La ricerca ha lo scopo di integrare i dati sismici, che forniscono l’immagine delle strutture nel sottosuolo e i dati batimetrici, che forniscono un’immagine dettagliata del fondale marino, con tecniche di biologia e oceanografia marina
Cosa c’è alla base del terribile terremoto, seguito da un altrettanto tragico maremoto, che nel 1905 distrusse le città poste a ridosso dello stretto di Messina? La ricerca di una risposta esauriente è alla base dell’organizzazione di una spedizione che il 28 agosto ha visto la partenza della nave Ogs-Explora diretta al golfo di S. Eufemia, in Calabria. Il gruppo di ricerca in questione, composto da 9 ricercatori e tecnici dell´Istituto nazionale di oceanografia e di geofisica sperimentale (Ogs), si è imbarcato con lo scopo di studiare la particolare «struttura sismogenetica», caratterizzante il luogo.
La particolarità della ricerca? La tecnica di studio.

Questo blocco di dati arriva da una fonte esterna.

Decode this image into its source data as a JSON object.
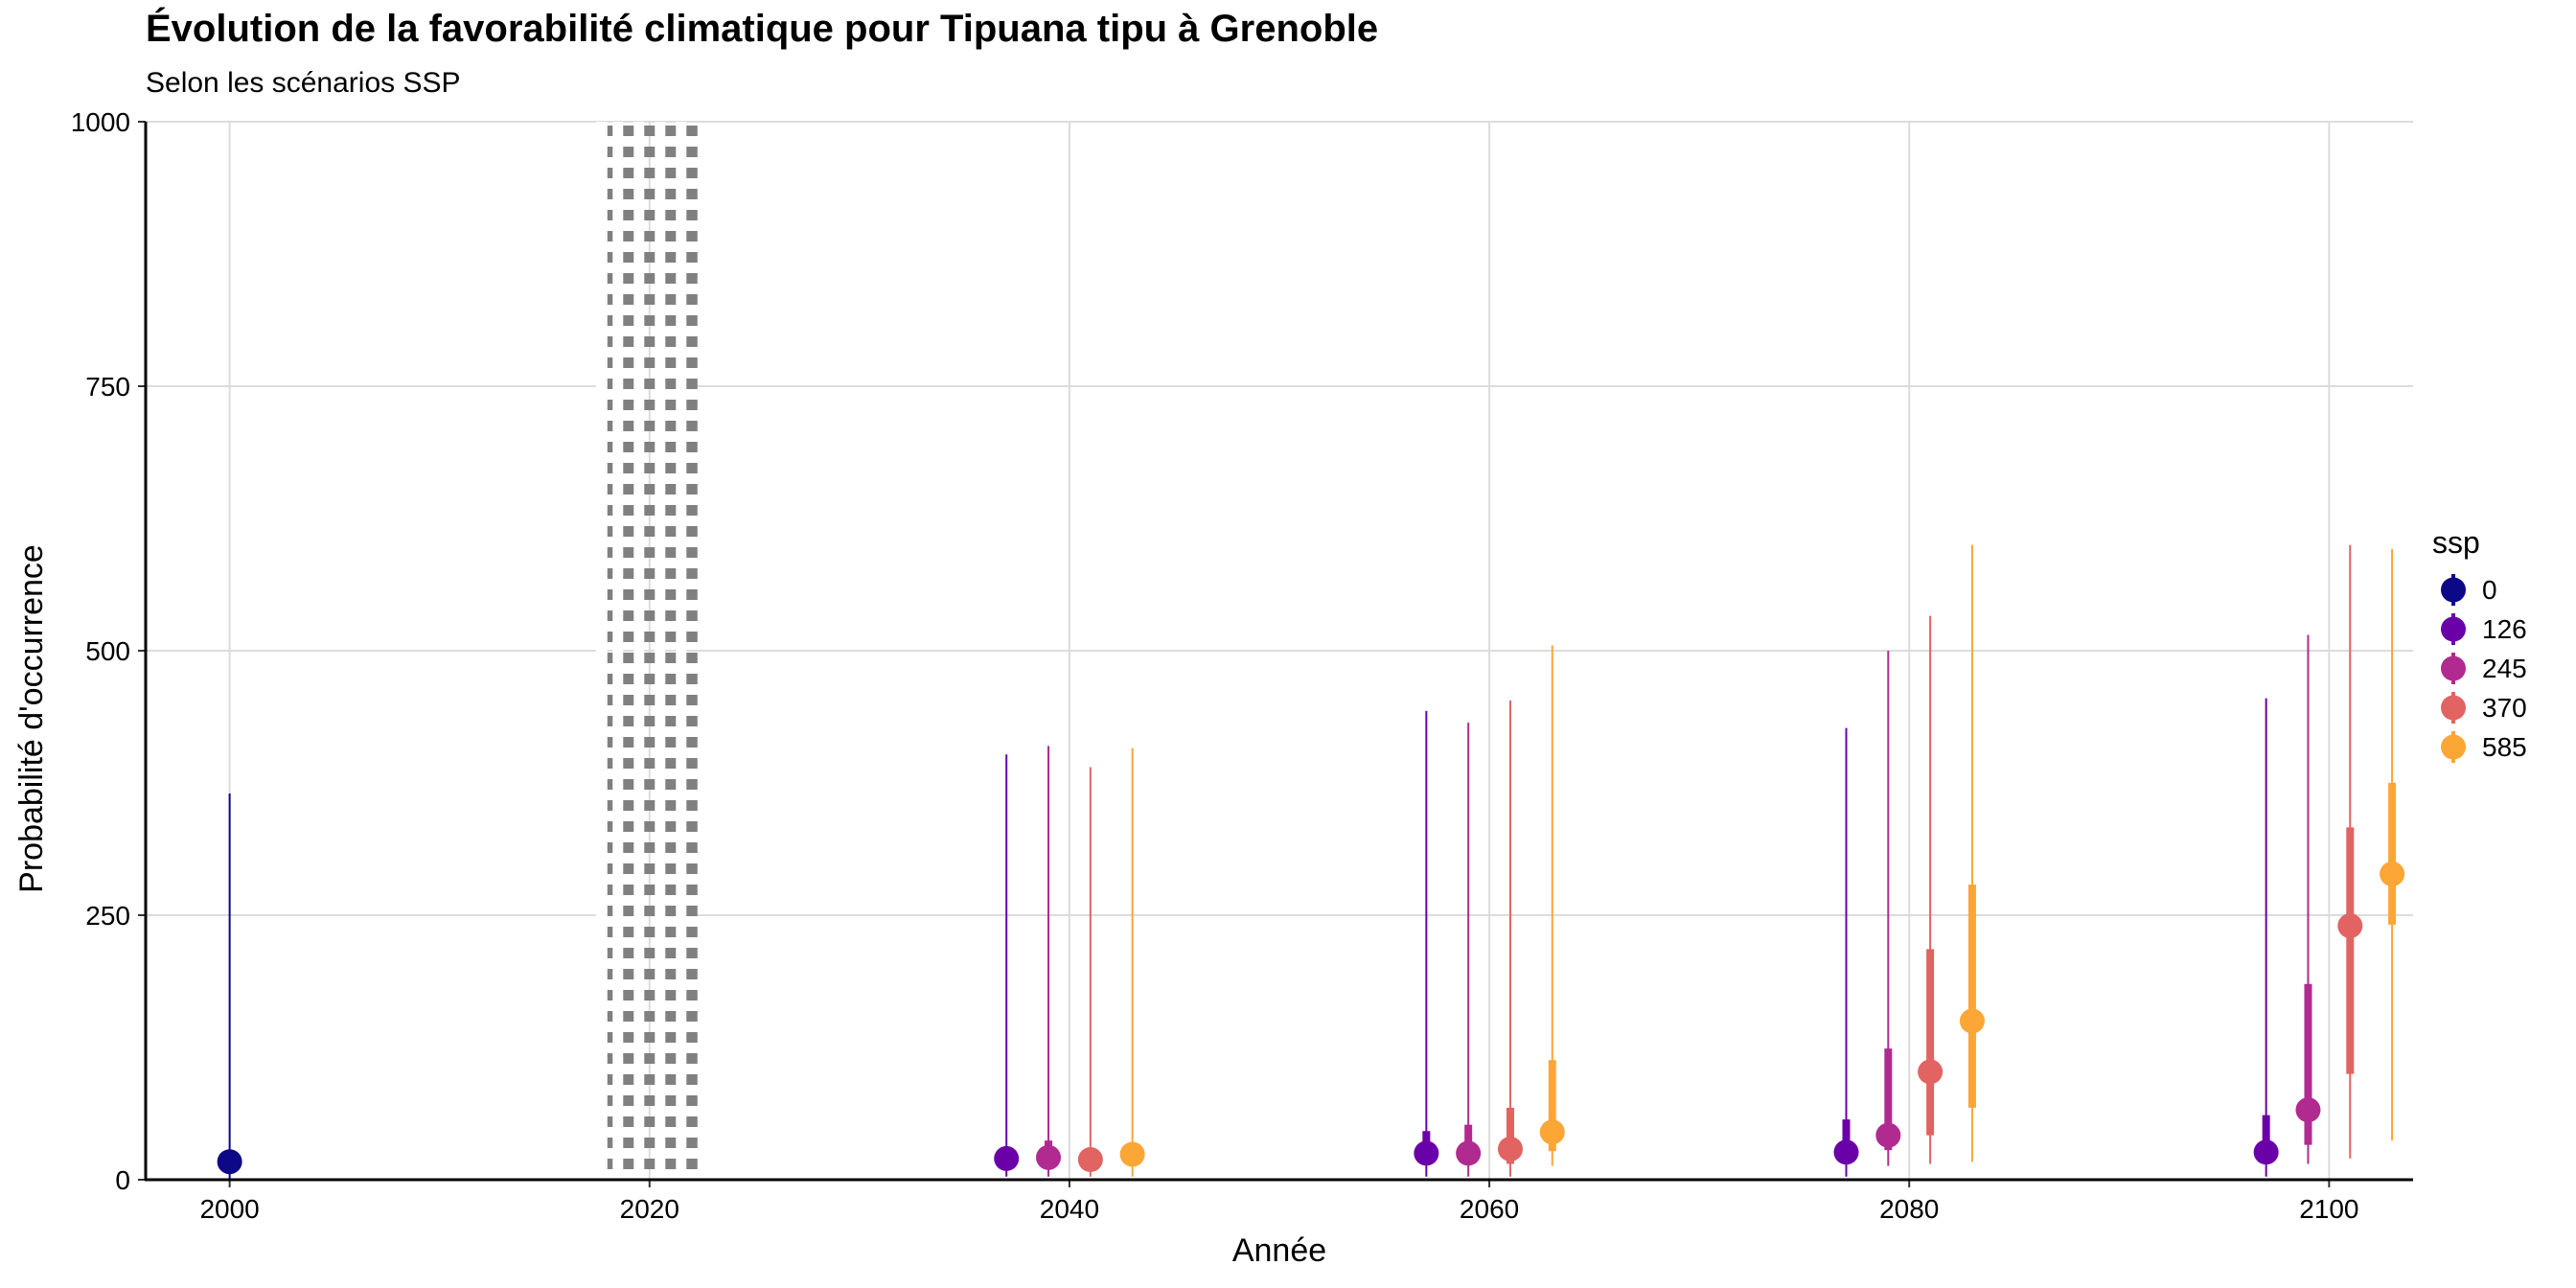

Maria Filomena Loreto, geologa marina Ogs e responsabile scientifico della spedizione per il progetto Istege, anticipa: «Arriveremo nel sito delle indagini il 28 agosto e lavoreremo da sotto costa, a circa 50 m di profondità, andando verso il largo fino a 600 m di profondità. La faglia presente nel golfo di S. Eufemia è di tipo distensivo, cioè durante i periodi di attività sposta porzioni di suolo verso il basso; lateralmente è interrotta da faglie trascorrenti che hanno un movimento laterale. Integreremo i dati sismici, che forniscono l’immagine delle strutture nel sottosuolo, con i dati batimetrici, che forniscono un’immagine dettagliata del fondale marino e che attualmente ancora non esistono. Ma raccoglieremo anche sedimenti marini per studiare le popolazioni batteriche presenti al loro interno, e la loro diversità in relazione all’attività idrotermale».
La zona della faglia, quindi, sarà analizzata usando sia i tradizionali approcci della sismica e gli studi morfo-batimetrici sia tecniche di biologia e oceanografia marina. Ed è proprio quest’ultima componente del progetto, quella biologica, a rappresentare l’interessante novità. Si esamineranno le comunità batteriche presenti nei sedimenti marini, per capire se le colonie batteriche risentano della presenza di gas quali l’acido solfidrico e l’anidride carbonica che fuoriescono lentamente ma costantemente dalla faglia e la cui concentrazione aumenta nei periodi di attività. Gas e batteri, dunque, verranno inquadrati come possibili indicatori naturali dell’attività sismica della faglia. Se quest’ultima dovesse mostrare variazioni nell’attività e se ciò si riflettesse sulle comunità batteriche, ecco trovato un nuovo sistema di monitoraggio da affiancare alle indagini sismiche tradizionali.